Driving a Dodge Challenger, Murdaugh sped onto a crowded sidewalk at 25 miles per hour to pass the gridlocked cars, authorities said.
“Those pedestrians include a mother walking her two young children to a nearby school on that block and the mother actually pushes the children into Beekman Street which is full of traffic at that time to save them,” said Assistant District Attorney Philip Gary.
“The defendant’s vehicle does not slow down, does not swerve and continues driving down the sidewalk until it runs over the victim – in this case a 37-year-old woman on her way to work,” said the prosecutor, arguing for a bail increase from $2,500 to $100,000.
Surveillance video captured the collision that threw the victim into the air, shattering her knee and slicing her face.
Once the traffic cleared, Murdaugh merged back into the street and fled the scene, authorities said.
A half hour later, Murdaugh lost her cool again, repeatedly ramming into another vehicle trying to parallel park in Crown Heights, Brooklyn.
When the victim in the second accident called the police, Murdaugh took off on foot, leaving her car at the scene, court papers show.
Cops later tracked down Murdaugh to her home in Philadelphia, and she turned herself in May 19. “I blacked out and don’t recall anything until the fender bender in Brooklyn,” she told police. “I did smoke some marijuana, it must have been laced with something.”
Murdaugh, who works as an apprentice in the cement mason’s union, said she’d just wrapped up a double shift and was exhausted when she had the collision in Manhattan.
Justice Gregory Carro did not increase Murdaugh’s bail.

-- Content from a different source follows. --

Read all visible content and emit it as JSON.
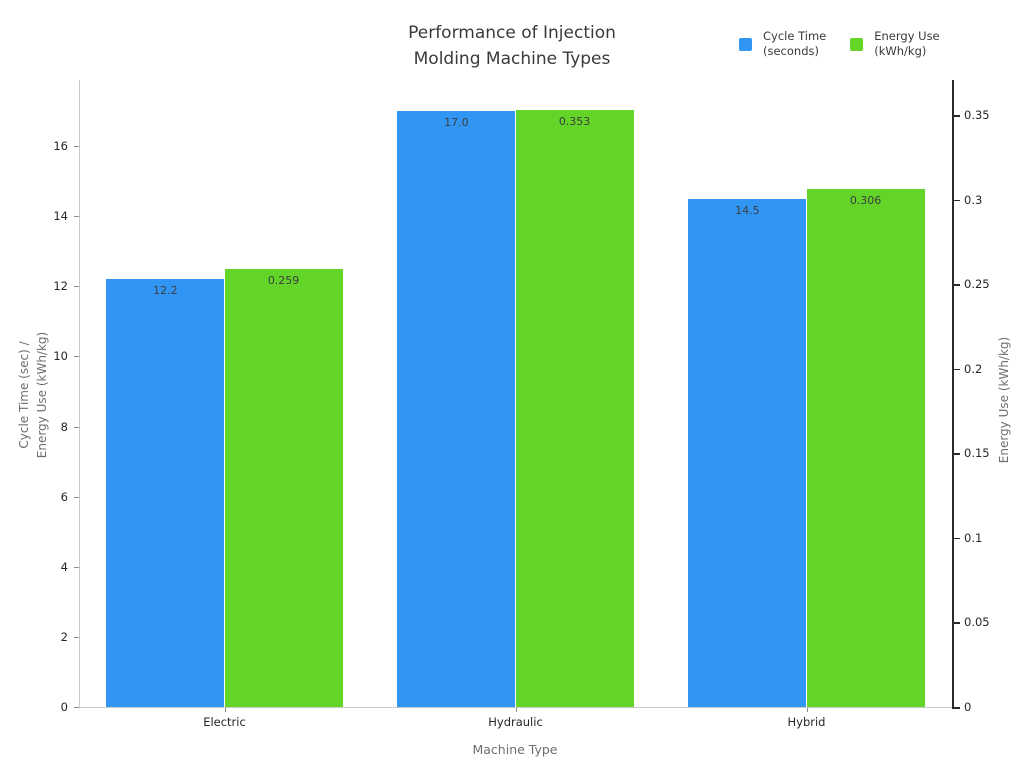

She pleaded not guilty to assault, reckless endangerment and leaving the scene of an accident.
“Pedestrians have the right to feel completely safe and secure on our sidewalks and when crossing the street, which is why the conduct this driver is accused of is so egregious,” said District Attorney Cyrus Vance. “There is no place for this type of recklessness in New York City.”
She was originally charged with assault in the 2nd degree and faced two years in jail.